TW: The following article contains the discussion of spiking, sexual abuse and harassment.

There will always be an increasing concern for the well-being and safety of students on a night out, whether they feel unsafe during the transport, the venue or even where they are currently employed.

One in two woman and one in five men have felt unsafe walking alone after dark in a busy public place. Although there isn’t further statistics showing a ratio over the whole UK, the Cambridge tab conducted a survey showing that just 1 in 20 students feel safe on a night out. Most of the students who took said survey shared their worries and reasonings as to why they may feel unsafe on a night out.

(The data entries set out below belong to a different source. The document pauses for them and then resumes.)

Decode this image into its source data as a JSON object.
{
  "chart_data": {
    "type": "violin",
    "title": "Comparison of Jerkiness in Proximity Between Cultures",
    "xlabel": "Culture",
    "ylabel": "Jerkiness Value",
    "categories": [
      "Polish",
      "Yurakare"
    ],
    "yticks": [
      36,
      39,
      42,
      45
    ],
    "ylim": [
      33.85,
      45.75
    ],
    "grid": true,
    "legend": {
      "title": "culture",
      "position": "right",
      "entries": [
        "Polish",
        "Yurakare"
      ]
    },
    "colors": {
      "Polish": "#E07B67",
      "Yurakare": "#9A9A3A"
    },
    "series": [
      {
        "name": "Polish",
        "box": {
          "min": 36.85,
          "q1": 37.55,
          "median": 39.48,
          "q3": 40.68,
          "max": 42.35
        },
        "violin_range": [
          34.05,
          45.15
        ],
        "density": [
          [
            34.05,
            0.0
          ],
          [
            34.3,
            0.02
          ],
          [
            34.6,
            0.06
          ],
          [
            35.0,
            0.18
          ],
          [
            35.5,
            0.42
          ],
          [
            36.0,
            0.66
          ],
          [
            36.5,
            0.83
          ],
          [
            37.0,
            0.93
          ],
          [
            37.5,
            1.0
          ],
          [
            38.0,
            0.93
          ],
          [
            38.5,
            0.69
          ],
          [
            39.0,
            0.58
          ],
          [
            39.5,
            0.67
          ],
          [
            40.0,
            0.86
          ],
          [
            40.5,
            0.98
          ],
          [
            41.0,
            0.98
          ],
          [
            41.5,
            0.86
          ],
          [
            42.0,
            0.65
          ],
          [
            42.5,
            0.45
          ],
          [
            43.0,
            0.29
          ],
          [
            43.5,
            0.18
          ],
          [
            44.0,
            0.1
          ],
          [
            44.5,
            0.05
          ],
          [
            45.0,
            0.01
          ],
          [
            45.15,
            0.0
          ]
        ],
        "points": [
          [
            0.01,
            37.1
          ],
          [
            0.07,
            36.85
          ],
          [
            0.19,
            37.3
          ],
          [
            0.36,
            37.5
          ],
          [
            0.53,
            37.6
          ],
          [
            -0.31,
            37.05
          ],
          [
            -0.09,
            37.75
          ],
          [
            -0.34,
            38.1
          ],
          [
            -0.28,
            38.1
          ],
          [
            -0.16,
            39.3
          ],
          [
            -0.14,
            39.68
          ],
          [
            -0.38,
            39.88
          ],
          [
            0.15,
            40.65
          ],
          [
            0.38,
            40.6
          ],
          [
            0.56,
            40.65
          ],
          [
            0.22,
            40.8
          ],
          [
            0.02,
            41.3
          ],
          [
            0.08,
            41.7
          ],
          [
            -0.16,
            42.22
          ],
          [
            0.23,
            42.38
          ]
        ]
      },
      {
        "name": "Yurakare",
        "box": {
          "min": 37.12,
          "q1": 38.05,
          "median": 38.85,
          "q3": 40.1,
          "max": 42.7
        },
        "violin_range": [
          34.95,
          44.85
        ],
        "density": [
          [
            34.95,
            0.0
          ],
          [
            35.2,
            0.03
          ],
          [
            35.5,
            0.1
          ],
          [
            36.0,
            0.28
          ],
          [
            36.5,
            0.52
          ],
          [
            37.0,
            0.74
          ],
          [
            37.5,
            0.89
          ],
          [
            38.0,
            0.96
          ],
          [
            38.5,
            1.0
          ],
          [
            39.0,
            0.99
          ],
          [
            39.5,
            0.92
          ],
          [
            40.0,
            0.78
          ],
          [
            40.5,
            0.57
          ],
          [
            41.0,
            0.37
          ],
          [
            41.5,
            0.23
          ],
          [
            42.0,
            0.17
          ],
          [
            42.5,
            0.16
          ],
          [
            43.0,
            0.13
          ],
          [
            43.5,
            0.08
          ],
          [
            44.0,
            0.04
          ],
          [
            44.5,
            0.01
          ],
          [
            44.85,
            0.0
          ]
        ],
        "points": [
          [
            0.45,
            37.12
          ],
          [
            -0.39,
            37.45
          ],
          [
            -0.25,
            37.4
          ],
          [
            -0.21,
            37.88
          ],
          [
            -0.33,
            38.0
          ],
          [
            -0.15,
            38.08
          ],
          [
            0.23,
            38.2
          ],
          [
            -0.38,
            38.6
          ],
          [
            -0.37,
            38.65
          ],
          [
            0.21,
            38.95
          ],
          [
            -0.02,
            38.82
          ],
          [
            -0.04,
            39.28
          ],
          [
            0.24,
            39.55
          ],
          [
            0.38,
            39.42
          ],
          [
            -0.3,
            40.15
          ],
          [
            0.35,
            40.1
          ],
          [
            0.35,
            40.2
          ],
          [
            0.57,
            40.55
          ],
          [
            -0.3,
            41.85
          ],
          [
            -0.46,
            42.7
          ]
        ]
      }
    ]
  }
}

‘I’ve been groped so many times I can’t count them all’

Over half reported sexual harassment, like catcalling, unwanted sexual remarks and nearly a third stated on experience of sexual assault. But this isn’t the only problem being witnessed or reported on nights out. For instance, drink spiking, this is a major concern and is increasing with the years, people are finding more ways to spike young people putting them in a vulnerable state.

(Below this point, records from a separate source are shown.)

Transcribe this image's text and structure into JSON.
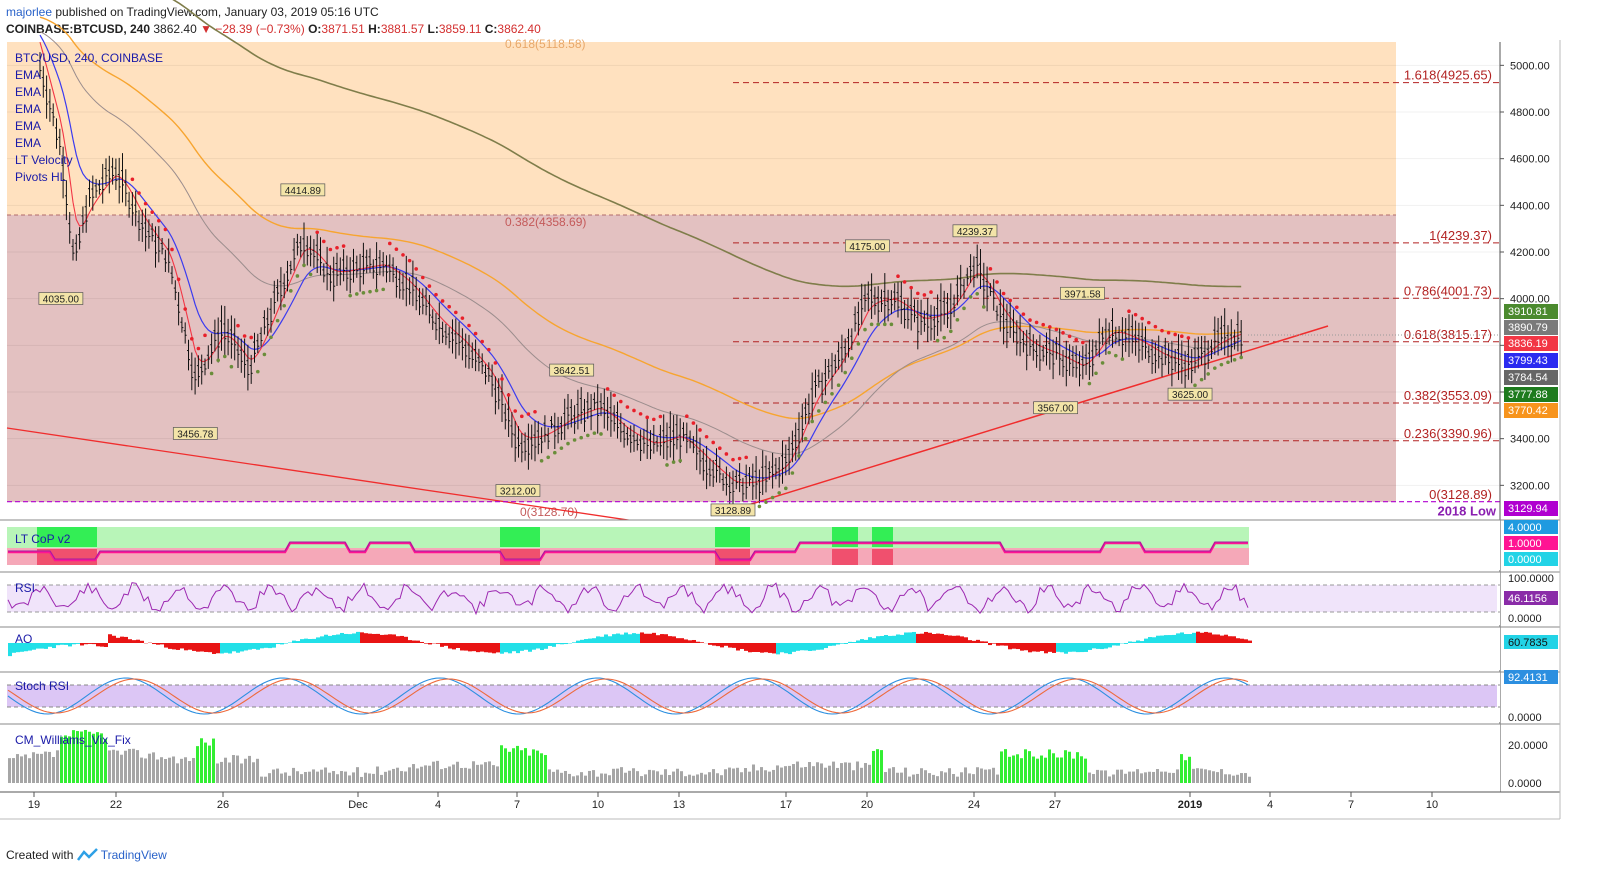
{
  "header": {
    "author": "majorlee",
    "published_text": "published on TradingView.com, January 03, 2019 05:16 UTC",
    "symbol": "COINBASE:BTCUSD, 240",
    "price": "3862.40",
    "change": "▼ −28.39 (−0.73%)",
    "o_label": "O:",
    "o_value": "3871.51",
    "h_label": "H:",
    "h_value": "3881.57",
    "l_label": "L:",
    "l_value": "3859.11",
    "c_label": "C:",
    "c_value": "3862.40"
  },
  "legend": [
    "BTC/USD, 240, COINBASE",
    "EMA",
    "EMA",
    "EMA",
    "EMA",
    "EMA",
    "LT Velocity",
    "Pivots HL"
  ],
  "panes": {
    "cop": "LT CoP v2",
    "rsi": "RSI",
    "ao": "AO",
    "stoch": "Stoch RSI",
    "vix": "CM_Williams_Vix_Fix"
  },
  "footer": {
    "created_with": "Created with",
    "brand": "TradingView"
  },
  "colors": {
    "up_zone": "#ffe1bf",
    "range_zone": "#e3c1c1",
    "ema_red": "#f23645",
    "ema_blue": "#3b3bf0",
    "ema_orange": "#f7a530",
    "ema_olive": "#7f7d4a",
    "ema_gray": "#9b8d8d",
    "trendline": "#f02d2d",
    "rsi": "#9c27b0",
    "ao_up": "#22e0e8",
    "ao_down": "#e81414",
    "stoch_k": "#2c8fe0",
    "stoch_d": "#ee6a3c",
    "vix_bar": "#a6a6a6",
    "vix_spike": "#33ee33"
  },
  "chart_data": {
    "type": "candlestick",
    "title": "BTC/USD, 240, COINBASE",
    "y_axis": {
      "ticks": [
        3200,
        3400,
        3600,
        3800,
        4000,
        4200,
        4400,
        4600,
        4800,
        5000
      ],
      "tick_labels": [
        "3200.00",
        "3400.00",
        "3600.00",
        "3800.00",
        "4000.00",
        "4200.00",
        "4400.00",
        "4600.00",
        "4800.00",
        "5000.00"
      ],
      "range": [
        3060,
        5100
      ]
    },
    "x_axis": {
      "tick_labels": [
        "19",
        "22",
        "26",
        "Dec",
        "4",
        "7",
        "10",
        "13",
        "17",
        "20",
        "24",
        "27",
        "2019",
        "4",
        "7",
        "10"
      ],
      "range": [
        "2018-11-19",
        "2019-01-10"
      ]
    },
    "price_path": [
      [
        "2018-11-19",
        5100
      ],
      [
        "2018-11-20",
        4650
      ],
      [
        "2018-11-20T12:00",
        4150
      ],
      [
        "2018-11-21",
        4420
      ],
      [
        "2018-11-22",
        4560
      ],
      [
        "2018-11-23",
        4320
      ],
      [
        "2018-11-24",
        4170
      ],
      [
        "2018-11-25",
        3650
      ],
      [
        "2018-11-26",
        3880
      ],
      [
        "2018-11-27",
        3700
      ],
      [
        "2018-11-28",
        4000
      ],
      [
        "2018-11-29",
        4260
      ],
      [
        "2018-11-30",
        4100
      ],
      [
        "2018-12-01",
        4130
      ],
      [
        "2018-12-02",
        4150
      ],
      [
        "2018-12-03",
        4050
      ],
      [
        "2018-12-04",
        3900
      ],
      [
        "2018-12-05",
        3800
      ],
      [
        "2018-12-06",
        3660
      ],
      [
        "2018-12-07",
        3380
      ],
      [
        "2018-12-08",
        3420
      ],
      [
        "2018-12-09",
        3500
      ],
      [
        "2018-12-10",
        3540
      ],
      [
        "2018-12-11",
        3430
      ],
      [
        "2018-12-12",
        3370
      ],
      [
        "2018-12-13",
        3420
      ],
      [
        "2018-12-14",
        3300
      ],
      [
        "2018-12-15",
        3200
      ],
      [
        "2018-12-16",
        3220
      ],
      [
        "2018-12-17",
        3300
      ],
      [
        "2018-12-18",
        3600
      ],
      [
        "2018-12-19",
        3750
      ],
      [
        "2018-12-20",
        4000
      ],
      [
        "2018-12-21",
        4000
      ],
      [
        "2018-12-22",
        3900
      ],
      [
        "2018-12-23",
        3950
      ],
      [
        "2018-12-24",
        4150
      ],
      [
        "2018-12-25",
        3920
      ],
      [
        "2018-12-26",
        3800
      ],
      [
        "2018-12-27",
        3760
      ],
      [
        "2018-12-28",
        3700
      ],
      [
        "2018-12-29",
        3880
      ],
      [
        "2018-12-30",
        3820
      ],
      [
        "2018-12-31",
        3750
      ],
      [
        "2019-01-01",
        3720
      ],
      [
        "2019-01-02",
        3820
      ],
      [
        "2019-01-03",
        3862.4
      ]
    ],
    "pivot_labels": [
      {
        "date": "2018-11-20",
        "price": 4035.0,
        "text": "4035.00"
      },
      {
        "date": "2018-11-25",
        "price": 3456.78,
        "text": "3456.78"
      },
      {
        "date": "2018-11-29",
        "price": 4414.89,
        "text": "4414.89"
      },
      {
        "date": "2018-12-07",
        "price": 3212.0,
        "text": "3212.00"
      },
      {
        "date": "2018-12-09",
        "price": 3642.51,
        "text": "3642.51"
      },
      {
        "date": "2018-12-15",
        "price": 3128.89,
        "text": "3128.89"
      },
      {
        "date": "2018-12-20",
        "price": 4175.0,
        "text": "4175.00"
      },
      {
        "date": "2018-12-24",
        "price": 4239.37,
        "text": "4239.37"
      },
      {
        "date": "2018-12-28",
        "price": 3971.58,
        "text": "3971.58"
      },
      {
        "date": "2018-12-27",
        "price": 3567.0,
        "text": "3567.00"
      },
      {
        "date": "2019-01-01",
        "price": 3625.0,
        "text": "3625.00"
      }
    ],
    "fib_upper": [
      {
        "price": 5118.58,
        "text": "0.618(5118.58)"
      },
      {
        "price": 4358.69,
        "text": "0.382(4358.69)"
      },
      {
        "price": 3128.7,
        "text": "0(3128.70)"
      }
    ],
    "fib_right": [
      {
        "price": 4925.65,
        "text": "1.618(4925.65)"
      },
      {
        "price": 4239.37,
        "text": "1(4239.37)"
      },
      {
        "price": 4001.73,
        "text": "0.786(4001.73)"
      },
      {
        "price": 3815.17,
        "text": "0.618(3815.17)"
      },
      {
        "price": 3553.09,
        "text": "0.382(3553.09)"
      },
      {
        "price": 3390.96,
        "text": "0.236(3390.96)"
      },
      {
        "price": 3128.89,
        "text": "0(3128.89)"
      }
    ],
    "low_line": {
      "price": 3129.94,
      "text": "2018 Low"
    },
    "price_tags": [
      {
        "price": 3910.81,
        "text": "3910.81",
        "color": "#4b8a2e"
      },
      {
        "price": 3890.79,
        "text": "3890.79",
        "color": "#7a7a7a"
      },
      {
        "price": 3836.19,
        "text": "3836.19",
        "color": "#f23645"
      },
      {
        "price": 3799.43,
        "text": "3799.43",
        "color": "#2b2bf0"
      },
      {
        "price": 3784.54,
        "text": "3784.54",
        "color": "#666666"
      },
      {
        "price": 3777.88,
        "text": "3777.88",
        "color": "#1e7b1e"
      },
      {
        "price": 3770.42,
        "text": "3770.42",
        "color": "#f7941d"
      },
      {
        "price": 3129.94,
        "text": "3129.94",
        "color": "#b000d0"
      }
    ],
    "indicators": {
      "cop": {
        "ticks": [
          "4.0000",
          "1.0000",
          "0.0000"
        ],
        "tick_colors": [
          "#1f9ae0",
          "#ff1493",
          "#22d3e6"
        ]
      },
      "rsi": {
        "ticks": [
          "100.0000",
          "0.0000"
        ],
        "last": "46.1156",
        "last_color": "#8a2ca8"
      },
      "ao": {
        "last": "60.7835",
        "last_color": "#22d3e6"
      },
      "stoch": {
        "ticks": [
          "0.0000"
        ],
        "last": "92.4131",
        "last_color": "#2c8fe0"
      },
      "vix": {
        "ticks": [
          "20.0000",
          "0.0000"
        ]
      }
    }
  }
}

Being a female student myself I can say that the dangers on a night out have increased dramatically from the early 1990s. As more and more events are taking place, horrific events such as the Sarah Everard case, we are being made to feel extremely vulnerable to people around us including the people who are meant to be protecting us and we are having to take extreme caution to ensure that nothing will happen to us, however it still could.

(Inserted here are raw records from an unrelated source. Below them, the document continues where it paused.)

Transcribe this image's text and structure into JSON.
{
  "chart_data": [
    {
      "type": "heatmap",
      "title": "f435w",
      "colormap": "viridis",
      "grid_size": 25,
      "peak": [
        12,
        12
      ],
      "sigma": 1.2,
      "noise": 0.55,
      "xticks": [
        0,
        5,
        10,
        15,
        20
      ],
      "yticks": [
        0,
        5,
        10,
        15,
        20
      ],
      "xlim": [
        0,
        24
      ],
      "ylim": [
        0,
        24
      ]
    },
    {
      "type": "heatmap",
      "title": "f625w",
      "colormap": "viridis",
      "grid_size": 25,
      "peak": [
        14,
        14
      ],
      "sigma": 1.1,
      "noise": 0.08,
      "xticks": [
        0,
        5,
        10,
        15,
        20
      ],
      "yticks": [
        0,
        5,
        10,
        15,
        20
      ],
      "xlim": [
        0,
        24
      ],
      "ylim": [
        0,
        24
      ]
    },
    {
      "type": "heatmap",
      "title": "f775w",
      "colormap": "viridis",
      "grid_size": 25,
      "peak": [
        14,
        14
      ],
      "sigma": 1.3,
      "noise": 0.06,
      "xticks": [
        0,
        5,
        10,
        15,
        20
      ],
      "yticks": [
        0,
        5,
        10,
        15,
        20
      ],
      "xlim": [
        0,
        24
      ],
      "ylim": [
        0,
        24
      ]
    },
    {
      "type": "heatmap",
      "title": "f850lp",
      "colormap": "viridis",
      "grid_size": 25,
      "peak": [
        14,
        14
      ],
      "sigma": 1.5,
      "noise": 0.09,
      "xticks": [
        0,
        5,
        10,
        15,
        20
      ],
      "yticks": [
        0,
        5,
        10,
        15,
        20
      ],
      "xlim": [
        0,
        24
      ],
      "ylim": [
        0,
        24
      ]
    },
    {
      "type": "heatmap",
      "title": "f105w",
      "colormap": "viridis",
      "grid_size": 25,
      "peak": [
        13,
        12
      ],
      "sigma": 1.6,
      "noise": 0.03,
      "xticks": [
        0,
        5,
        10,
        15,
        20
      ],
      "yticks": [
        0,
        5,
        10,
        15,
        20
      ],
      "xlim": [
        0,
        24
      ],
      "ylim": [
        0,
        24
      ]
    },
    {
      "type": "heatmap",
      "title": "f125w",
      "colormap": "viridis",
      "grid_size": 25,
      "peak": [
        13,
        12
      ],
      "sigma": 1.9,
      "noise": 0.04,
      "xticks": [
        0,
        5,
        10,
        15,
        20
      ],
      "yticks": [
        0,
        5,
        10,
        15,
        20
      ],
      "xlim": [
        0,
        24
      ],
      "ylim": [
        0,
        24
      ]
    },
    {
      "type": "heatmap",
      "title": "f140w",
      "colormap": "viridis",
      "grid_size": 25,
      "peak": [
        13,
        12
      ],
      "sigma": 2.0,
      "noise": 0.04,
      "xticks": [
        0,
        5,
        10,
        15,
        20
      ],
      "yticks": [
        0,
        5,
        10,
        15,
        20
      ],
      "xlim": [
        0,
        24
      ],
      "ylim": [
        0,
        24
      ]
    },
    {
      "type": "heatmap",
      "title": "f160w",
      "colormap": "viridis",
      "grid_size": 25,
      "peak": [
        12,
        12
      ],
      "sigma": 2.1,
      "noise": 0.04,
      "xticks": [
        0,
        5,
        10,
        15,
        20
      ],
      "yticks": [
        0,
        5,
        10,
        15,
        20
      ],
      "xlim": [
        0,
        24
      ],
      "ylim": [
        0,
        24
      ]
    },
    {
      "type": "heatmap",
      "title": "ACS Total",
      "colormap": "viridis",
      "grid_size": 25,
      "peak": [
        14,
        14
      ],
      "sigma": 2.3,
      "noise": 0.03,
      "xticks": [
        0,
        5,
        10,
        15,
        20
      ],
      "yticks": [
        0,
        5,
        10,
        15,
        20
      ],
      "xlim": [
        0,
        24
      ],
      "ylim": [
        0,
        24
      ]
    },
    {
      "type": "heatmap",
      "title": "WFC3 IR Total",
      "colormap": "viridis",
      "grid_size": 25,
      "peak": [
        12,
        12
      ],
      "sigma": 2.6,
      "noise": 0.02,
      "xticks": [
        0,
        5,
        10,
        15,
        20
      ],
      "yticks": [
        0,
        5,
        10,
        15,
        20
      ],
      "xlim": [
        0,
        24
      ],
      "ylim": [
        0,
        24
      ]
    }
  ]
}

Conducting more information, I took it to Instagram to do a poll to the public eye to get their opinions on the matter at hand. I asked the question ‘university students, do you feel safe on a night out?’ 27 students answered no and 25 of them were female. Furthering the research I did a series of interviews, 5 boys and 5 girls to compare the responses I got on each.

The male students I had spoken to have an all-around similar answer. They had explained that they feel safe to a certain extent, however they don’t believe as though something could happen to them on a night and if it did, they feel as though they would be able to protect themselves. The female students I had spoken to had very different answers. One girl had stated ‘clubs don’t do enough even when someone has been spiked let alone before to prevent it’ and that ‘bouncers are part of the problem’ explaining that the bouncers do not care and are not doing their job properly especially when protecting young adults. Even the transport is worrying for the young females I spoke to, they explained that they do not travel alone encase of an invent in which someone could be sexually abused could take place.